Fossil Crinoids

   
July 5 (Tuesday), 6 p.m., Teton Co. Library Auditorium – Open to Public. Presentation: “Fossil crinoids from the ancient oceans of the Tetons”. Presented by Forest Gahn, BYU Idaho.

 

About 350 million years before the formation of the Tetons, Jackson Hole and the surrounding region were situated approximately 10 degrees north of the equator and were part of an ancient ocean basin. Myriad marine animals, including corals, brachiopods, trilobites, and crinoids lived and died in this environment. Catastrophic submarine landslides (turbidites) occasionally buried many of these organisms alive, preserving snapshots of the ancient seafloor communities. Later, these sediments formed rocks that were uplifted and exposed in local mountain ranges, including the Tetons. As a result, many of the surrounding mountains include abundant marine fossils.

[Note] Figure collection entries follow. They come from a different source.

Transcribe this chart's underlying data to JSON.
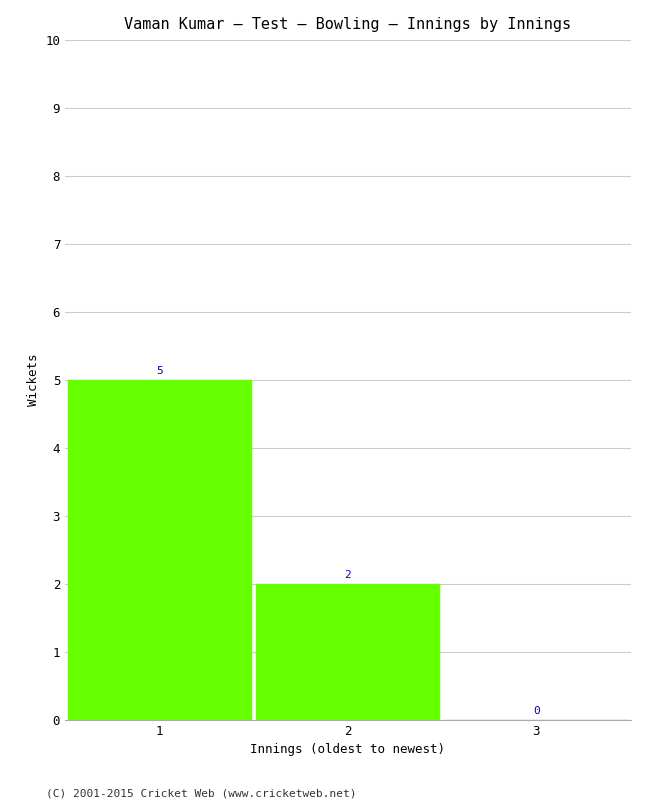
{
  "title": "Vaman Kumar – Test – Bowling – Innings by Innings",
  "xlabel": "Innings (oldest to newest)",
  "ylabel": "Wickets",
  "categories": [
    "1",
    "2",
    "3"
  ],
  "values": [
    5,
    2,
    0
  ],
  "bar_color": "#66ff00",
  "bar_edgecolor": "#66ff00",
  "ylim": [
    0,
    10
  ],
  "yticks": [
    0,
    1,
    2,
    3,
    4,
    5,
    6,
    7,
    8,
    9,
    10
  ],
  "annotation_color": "#0000cc",
  "annotation_fontsize": 8,
  "title_fontsize": 11,
  "label_fontsize": 9,
  "tick_fontsize": 9,
  "footer_text": "(C) 2001-2015 Cricket Web (www.cricketweb.net)",
  "footer_fontsize": 8,
  "background_color": "#ffffff",
  "grid_color": "#cccccc",
  "bar_width": 0.97,
  "xlim_left": 0.5,
  "xlim_right": 3.5
}
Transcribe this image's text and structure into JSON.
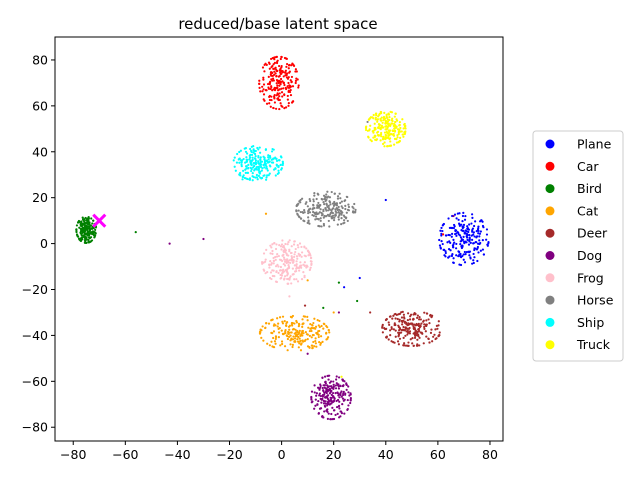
{
  "chart_data": {
    "type": "scatter",
    "title": "reduced/base latent space",
    "xlabel": "",
    "ylabel": "",
    "xlim": [
      -87,
      85
    ],
    "ylim": [
      -86,
      90
    ],
    "xticks": [
      -80,
      -60,
      -40,
      -20,
      0,
      20,
      40,
      60,
      80
    ],
    "yticks": [
      -80,
      -60,
      -40,
      -20,
      0,
      20,
      40,
      60,
      80
    ],
    "grid": false,
    "legend_position": "right-outside",
    "series": [
      {
        "name": "Plane",
        "color": "#0000ff",
        "clusters": [
          {
            "center": [
              70,
              2
            ],
            "spread": [
              5,
              6
            ],
            "count": 220
          }
        ],
        "stray": [
          [
            40,
            19
          ],
          [
            30,
            -15
          ],
          [
            24,
            -19
          ]
        ]
      },
      {
        "name": "Car",
        "color": "#ff0000",
        "clusters": [
          {
            "center": [
              -1,
              70
            ],
            "spread": [
              4,
              6
            ],
            "count": 220
          }
        ],
        "stray": [
          [
            1,
            65
          ],
          [
            62,
            4
          ]
        ]
      },
      {
        "name": "Bird",
        "color": "#008000",
        "clusters": [
          {
            "center": [
              -75,
              6
            ],
            "spread": [
              2,
              3
            ],
            "count": 220
          }
        ],
        "stray": [
          [
            -56,
            5
          ],
          [
            16,
            -28
          ],
          [
            29,
            -25
          ],
          [
            22,
            -17
          ]
        ]
      },
      {
        "name": "Cat",
        "color": "#ffa500",
        "clusters": [
          {
            "center": [
              5,
              -39
            ],
            "spread": [
              7,
              4
            ],
            "count": 220
          }
        ],
        "stray": [
          [
            -6,
            13
          ],
          [
            10,
            -16
          ],
          [
            20,
            -30
          ]
        ]
      },
      {
        "name": "Deer",
        "color": "#a52a2a",
        "clusters": [
          {
            "center": [
              50,
              -37
            ],
            "spread": [
              6,
              4
            ],
            "count": 220
          }
        ],
        "stray": [
          [
            34,
            -30
          ],
          [
            9,
            -27
          ]
        ]
      },
      {
        "name": "Dog",
        "color": "#800080",
        "clusters": [
          {
            "center": [
              19,
              -67
            ],
            "spread": [
              4,
              5
            ],
            "count": 220
          }
        ],
        "stray": [
          [
            -43,
            0
          ],
          [
            -30,
            2
          ],
          [
            10,
            -48
          ],
          [
            22,
            -30
          ],
          [
            66,
            12
          ]
        ]
      },
      {
        "name": "Frog",
        "color": "#ffc0cb",
        "clusters": [
          {
            "center": [
              2,
              -8
            ],
            "spread": [
              5,
              5
            ],
            "count": 220
          }
        ],
        "stray": [
          [
            3,
            -23
          ]
        ]
      },
      {
        "name": "Horse",
        "color": "#808080",
        "clusters": [
          {
            "center": [
              17,
              15
            ],
            "spread": [
              6,
              4
            ],
            "count": 220
          }
        ],
        "stray": [
          [
            33,
            53
          ]
        ]
      },
      {
        "name": "Ship",
        "color": "#00ffff",
        "clusters": [
          {
            "center": [
              -9,
              35
            ],
            "spread": [
              5,
              4
            ],
            "count": 220
          }
        ],
        "stray": [
          [
            -15,
            28
          ]
        ]
      },
      {
        "name": "Truck",
        "color": "#ffff00",
        "clusters": [
          {
            "center": [
              40,
              50
            ],
            "spread": [
              4,
              4
            ],
            "count": 220
          }
        ],
        "stray": [
          [
            23,
            -58
          ]
        ]
      }
    ],
    "marker": {
      "symbol": "x",
      "x": -70,
      "y": 10,
      "color": "#ff00ff"
    }
  }
}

Among the most diverse and beautiful of these fossils are crinoids, a group of stalked echinoderms related to starfish and sea urchins. Crinoids, commonly known as sea lilies and feather stars, originated about 500 million years ago and still live in the ocean today. Although they look like plants, crinoid are animals that mostly live attached to the seafloor and filter seawater for plankton with feathery arms. Locally, hundreds of fossil crinoids can be found intertwined on some limestone surfaces, and they are so well preserved that these fossils can be studied almost as if they were from living biological assemblages. In addition to revealing patterns of original diversity and relative abundances, crinoids from the Tetons reveal evidence of ancient biotic interactions, including predation and parasitism.

This presentation will showcase local crinoids and their collection, in addition to active research on their preservation and paleoecology.